Na ocasião, vários veículos divulgaram matérias sobre os supostos relatórios que a Abin teria produzido e enviado via Whatsapp para a defesa do senador, com sugestões de ações para encerrar as investigações. As rachadinhas eram o principal escândalo envolvendo a família presidencial no início do governo Bolsonaro, eleito com forte discurso anticorrupção. O então diretor da Abin, Alexandre Ramagem, e o então ministro do GSI, Augusto Heleno, sempre rechaçaram a existência dos relatórios e o uso da agência para atender aos interesses da família de Bolsonaro.  

Na esteira da série de reportagens, a Abin instaurou uma sindicância interna sigilosa para apurar se algum integrante da agência teria atuado para auxiliar a defesa de Flávio e produzir os supostos relatórios. O procedimento ficou guardado a sete chaves até o Brasil de Fato revelar os detalhes da sindicância. 

Sistema israelense 

A Agência Brasileira de Inteligência é responsável por produzir inteligência para subsidiar o presidente da República na tomada de decisões e proteger os interesses nacionais do estado brasileiro.  

O sistema utilizado para o rastreamento de aparelhos chama-se First Mile, desenvolvido pela empresa israelense Cognyte. Ele foi adquirido ainda no governo de Michel Temer, no fim de 2018, por R$ 5,7 milhões, sem licitação. Segundo revelou o jornal O Globo, o sistema permite monitorar 10 mil pessoas a cada 12 meses e, no âmbito da investigação, a PF identificou que foram feitos 30 mil acessos, dos quais 1,8 mil estavam relacionados a políticos, jornalistas, advogados e adversários do governo Bolsonaro. 

Um dos representantes da empresa Cognyte no Brasil e que também está entre os investigados da operação desta sexta-feira é Caio Alberto dos Santos Cruz, filho do general da reserva e ex-ministro de Bolsonaro, Carlos Alberto dos Santos Cruz. De acordo com o Portal da Transparência, a Cognyte Brasil S.A, que oferece outros sistemas e serviços além do First Mile, recebeu mais de R$ 8,2 milhões do governo federal em contratos com a Polícia Rodoviária Federal no Distrito Federal e no Rio de Janeiro, além de um contrato com o Fundo Nacional de Segurança Pública. Os valores recebidos pelo grupo israelense, que mudou de nome nos últimos anos, porém, é bem maior, sobretudo porque o Portal da Transparência não revela os valores em contratos sigilosos. 

Levantamento inédito divulgado pela Agência Pública na sexta-feira aponta que o grupo israelense teria fechado contratos da ordem de R$ 57 milhões com o governo federal desde 2017, além contratos com nove secretarias estaduais. 

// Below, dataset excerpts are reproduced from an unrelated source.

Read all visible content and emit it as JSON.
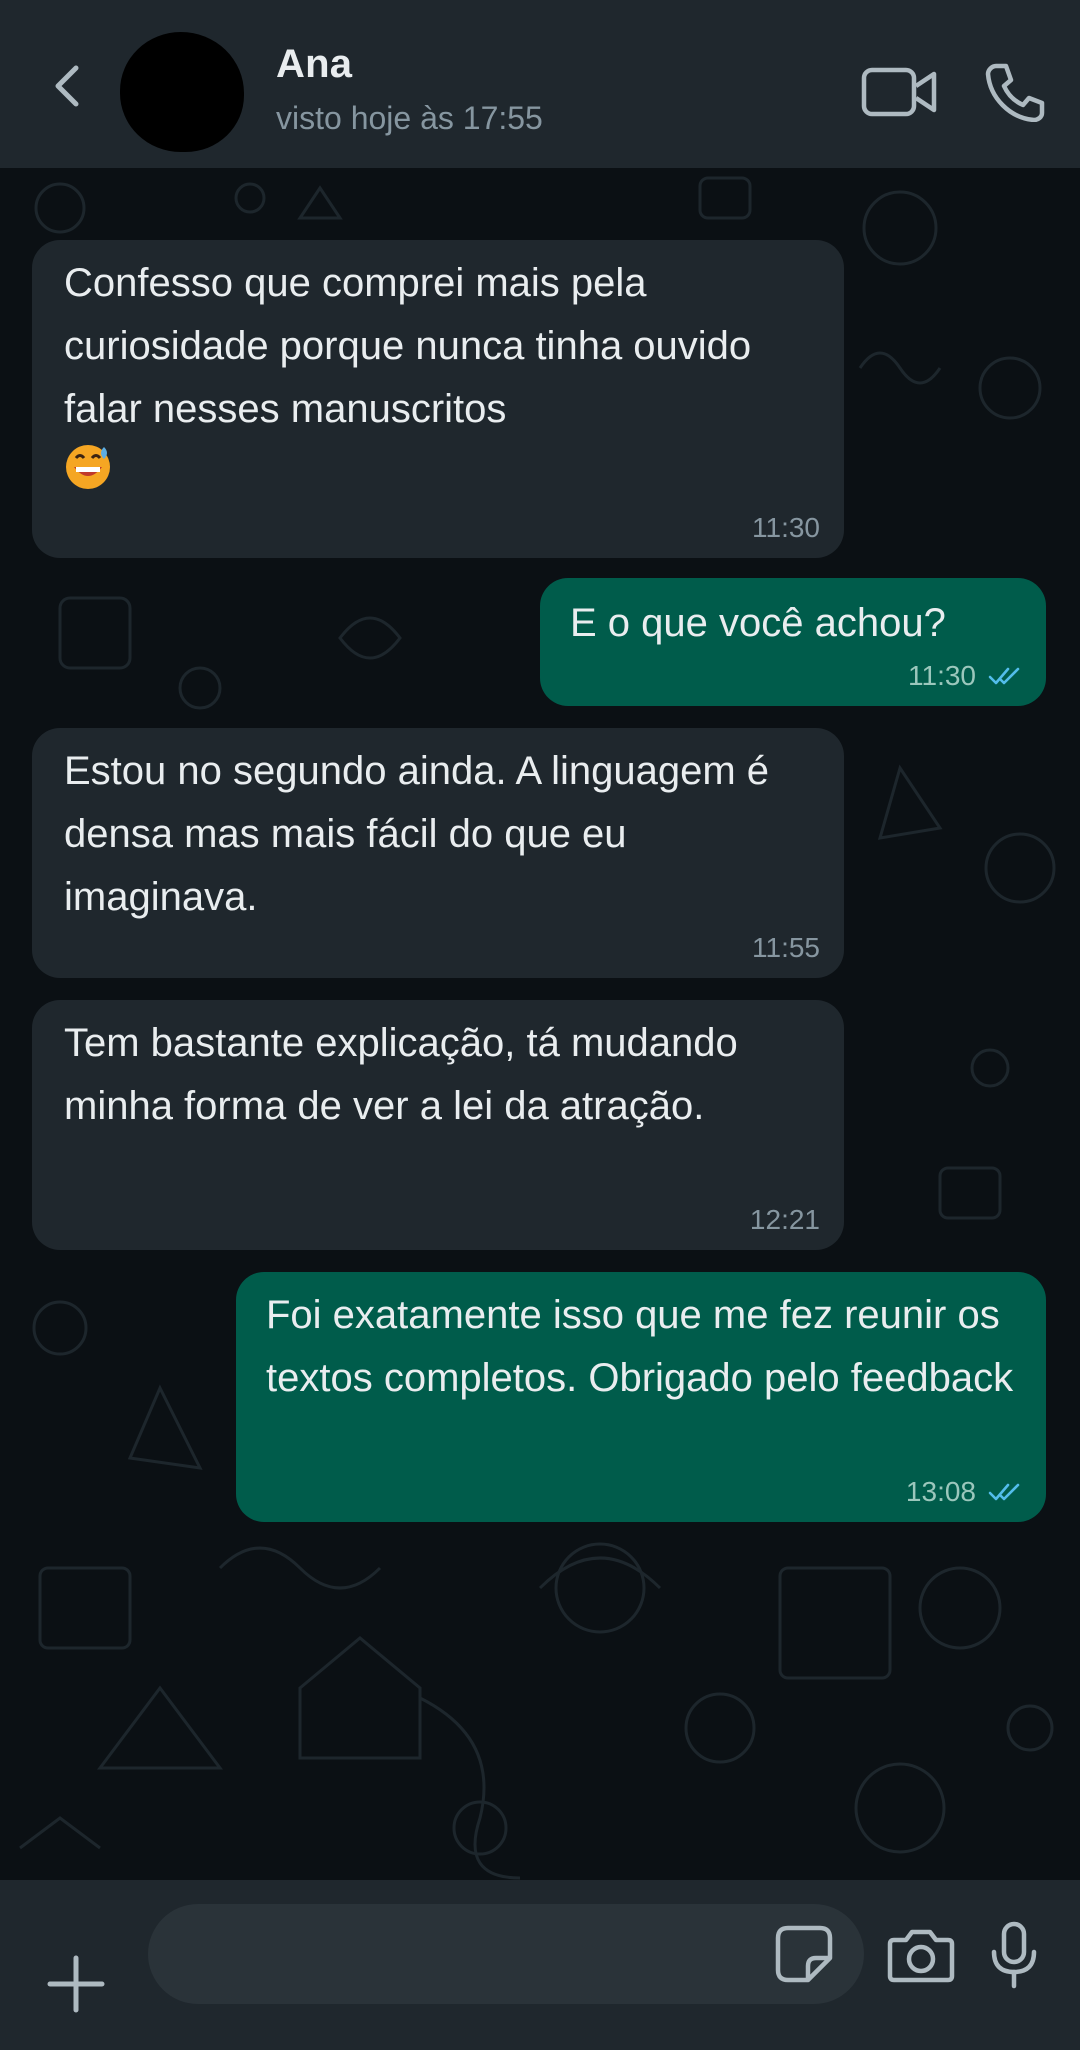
{
  "header": {
    "contact_name": "Ana",
    "last_seen": "visto hoje às 17:55",
    "icons": [
      "back-arrow-icon",
      "video-call-icon",
      "phone-call-icon"
    ]
  },
  "messages": [
    {
      "direction": "incoming",
      "text": "Confesso que comprei mais pela curiosidade porque nunca tinha ouvido falar nesses manuscritos",
      "emoji": "grinning-face-with-sweat",
      "time": "11:30"
    },
    {
      "direction": "outgoing",
      "text": "E o que você achou?",
      "time": "11:30",
      "status": "read"
    },
    {
      "direction": "incoming",
      "text": "Estou no segundo ainda. A linguagem é densa mas mais fácil do que eu imaginava.",
      "time": "11:55"
    },
    {
      "direction": "incoming",
      "text": "Tem bastante explicação, tá mudando minha forma de ver a lei da atração.",
      "time": "12:21"
    },
    {
      "direction": "outgoing",
      "text": "Foi exatamente isso que me fez reunir os textos completos. Obrigado pelo feedback",
      "time": "13:08",
      "status": "read"
    }
  ],
  "composer": {
    "value": "",
    "placeholder": "",
    "icons": [
      "plus-icon",
      "sticker-icon",
      "camera-icon",
      "microphone-icon"
    ]
  },
  "colors": {
    "header_bg": "#1f272d",
    "chat_bg": "#0b1014",
    "incoming_bubble": "#1f272d",
    "outgoing_bubble": "#005c4b",
    "read_tick": "#53bdeb"
  }
}
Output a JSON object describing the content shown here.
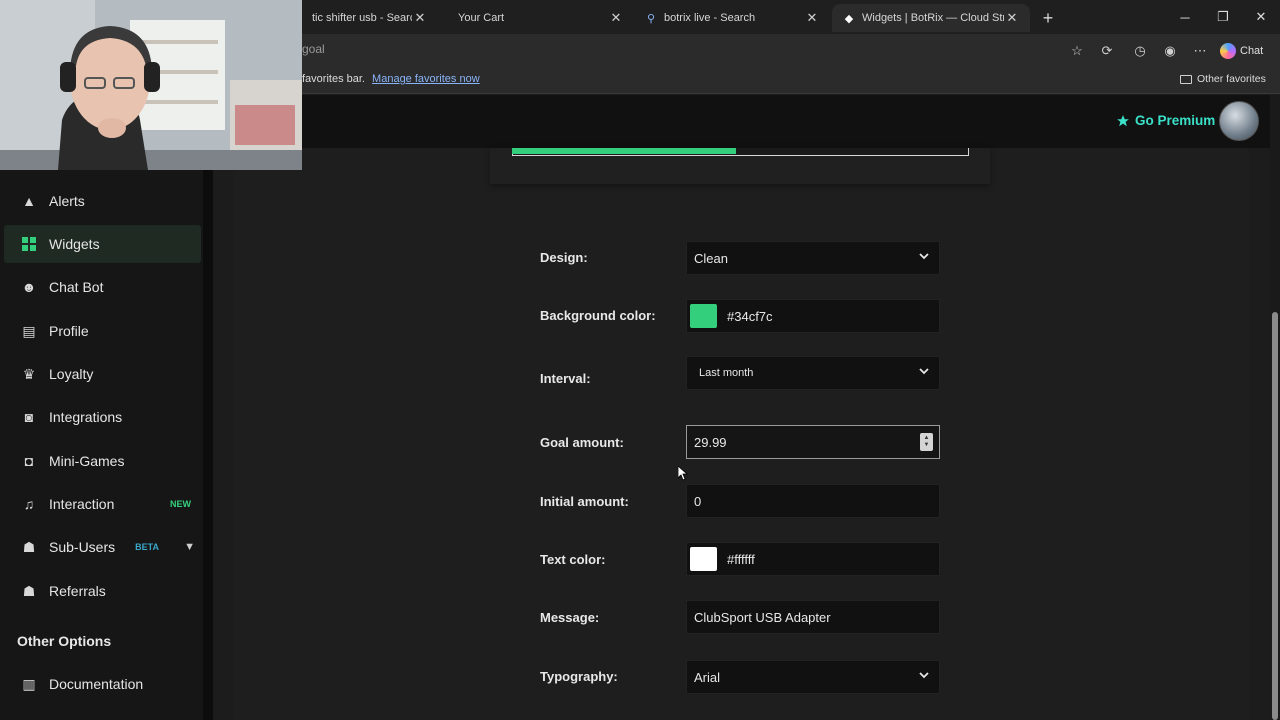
{
  "tabs": [
    {
      "title": "tic shifter usb - Search",
      "active": false
    },
    {
      "title": "Your Cart",
      "active": false
    },
    {
      "title": "botrix live - Search",
      "active": false
    },
    {
      "title": "Widgets | BotRix — Cloud Streami",
      "active": true
    }
  ],
  "address": {
    "url": "goal"
  },
  "toolbar": {
    "chat_label": "Chat"
  },
  "favorites": {
    "prompt": "favorites bar.",
    "manage_link": "Manage favorites now",
    "other": "Other favorites"
  },
  "header": {
    "premium_label": "Go Premium"
  },
  "sidebar": {
    "items": [
      {
        "label": "Alerts",
        "icon": "warning-icon",
        "active": false
      },
      {
        "label": "Widgets",
        "icon": "widgets-icon",
        "active": true
      },
      {
        "label": "Chat Bot",
        "icon": "robot-icon",
        "active": false
      },
      {
        "label": "Profile",
        "icon": "id-card-icon",
        "active": false
      },
      {
        "label": "Loyalty",
        "icon": "trophy-icon",
        "active": false
      },
      {
        "label": "Integrations",
        "icon": "discord-icon",
        "active": false
      },
      {
        "label": "Mini-Games",
        "icon": "gamepad-icon",
        "active": false
      },
      {
        "label": "Interaction",
        "icon": "music-icon",
        "active": false,
        "badge": "NEW"
      },
      {
        "label": "Sub-Users",
        "icon": "users-icon",
        "active": false,
        "badge": "BETA"
      },
      {
        "label": "Referrals",
        "icon": "user-group-icon",
        "active": false
      }
    ],
    "other_options_heading": "Other Options",
    "documentation": {
      "label": "Documentation",
      "icon": "scroll-icon"
    }
  },
  "goal_progress": {
    "fraction": 0.49,
    "color": "#34cf7c"
  },
  "form": {
    "design": {
      "label": "Design:",
      "value": "Clean"
    },
    "background_color": {
      "label": "Background color:",
      "value": "#34cf7c"
    },
    "interval": {
      "label": "Interval:",
      "value": "Last month"
    },
    "goal_amount": {
      "label": "Goal amount:",
      "value": "29.99"
    },
    "initial_amount": {
      "label": "Initial amount:",
      "value": "0"
    },
    "text_color": {
      "label": "Text color:",
      "value": "#ffffff"
    },
    "message": {
      "label": "Message:",
      "value": "ClubSport USB Adapter"
    },
    "typography": {
      "label": "Typography:",
      "value": "Arial"
    }
  },
  "colors": {
    "accent": "#34cf7c",
    "premium": "#3ae0c8",
    "new_badge": "#34cf7c",
    "beta_badge": "#3aa6c8"
  }
}
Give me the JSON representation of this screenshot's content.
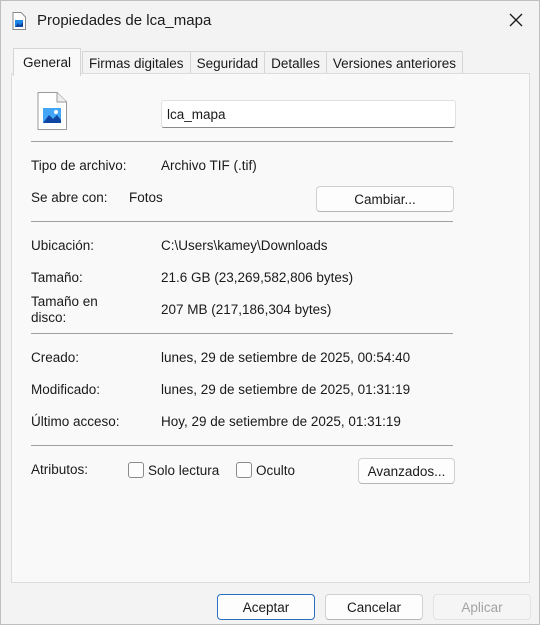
{
  "window": {
    "title": "Propiedades de lca_mapa",
    "close_label": "✕"
  },
  "tabs": [
    {
      "label": "General",
      "active": true
    },
    {
      "label": "Firmas digitales",
      "active": false
    },
    {
      "label": "Seguridad",
      "active": false
    },
    {
      "label": "Detalles",
      "active": false
    },
    {
      "label": "Versiones anteriores",
      "active": false
    }
  ],
  "general": {
    "file_name": "lca_mapa",
    "type_label": "Tipo de archivo:",
    "type_value": "Archivo TIF (.tif)",
    "opens_label": "Se abre con:",
    "opens_value": "Fotos",
    "change_button": "Cambiar...",
    "location_label": "Ubicación:",
    "location_value": "C:\\Users\\kamey\\Downloads",
    "size_label": "Tamaño:",
    "size_value": "21.6 GB (23,269,582,806 bytes)",
    "disk_size_label": "Tamaño en disco:",
    "disk_size_value": "207 MB (217,186,304 bytes)",
    "created_label": "Creado:",
    "created_value": "lunes, 29 de setiembre de 2025, 00:54:40",
    "modified_label": "Modificado:",
    "modified_value": "lunes, 29 de setiembre de 2025, 01:31:19",
    "accessed_label": "Último acceso:",
    "accessed_value": "Hoy, 29 de setiembre de 2025, 01:31:19",
    "attributes_label": "Atributos:",
    "readonly_label": "Solo lectura",
    "readonly_checked": false,
    "hidden_label": "Oculto",
    "hidden_checked": false,
    "advanced_button": "Avanzados..."
  },
  "footer": {
    "ok": "Aceptar",
    "cancel": "Cancelar",
    "apply": "Aplicar"
  },
  "icons": {
    "title": "image-file-icon",
    "file": "image-file-icon",
    "close": "close-icon"
  },
  "colors": {
    "accent": "#2a6fbf",
    "icon_blue": "#1e88e5"
  }
}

Santos Cruz, pai de Caio, se tornou ministro-chefe da Secretaria de Governo no início de 2019, e acabou deixando a gestão seis meses depois, após entrar em colisão com a ala considerada mais radical que ocupava o Palácio do Planalto. Desde então, o general se tornou um dos principais críticos de Bolsonaro e sua gestão.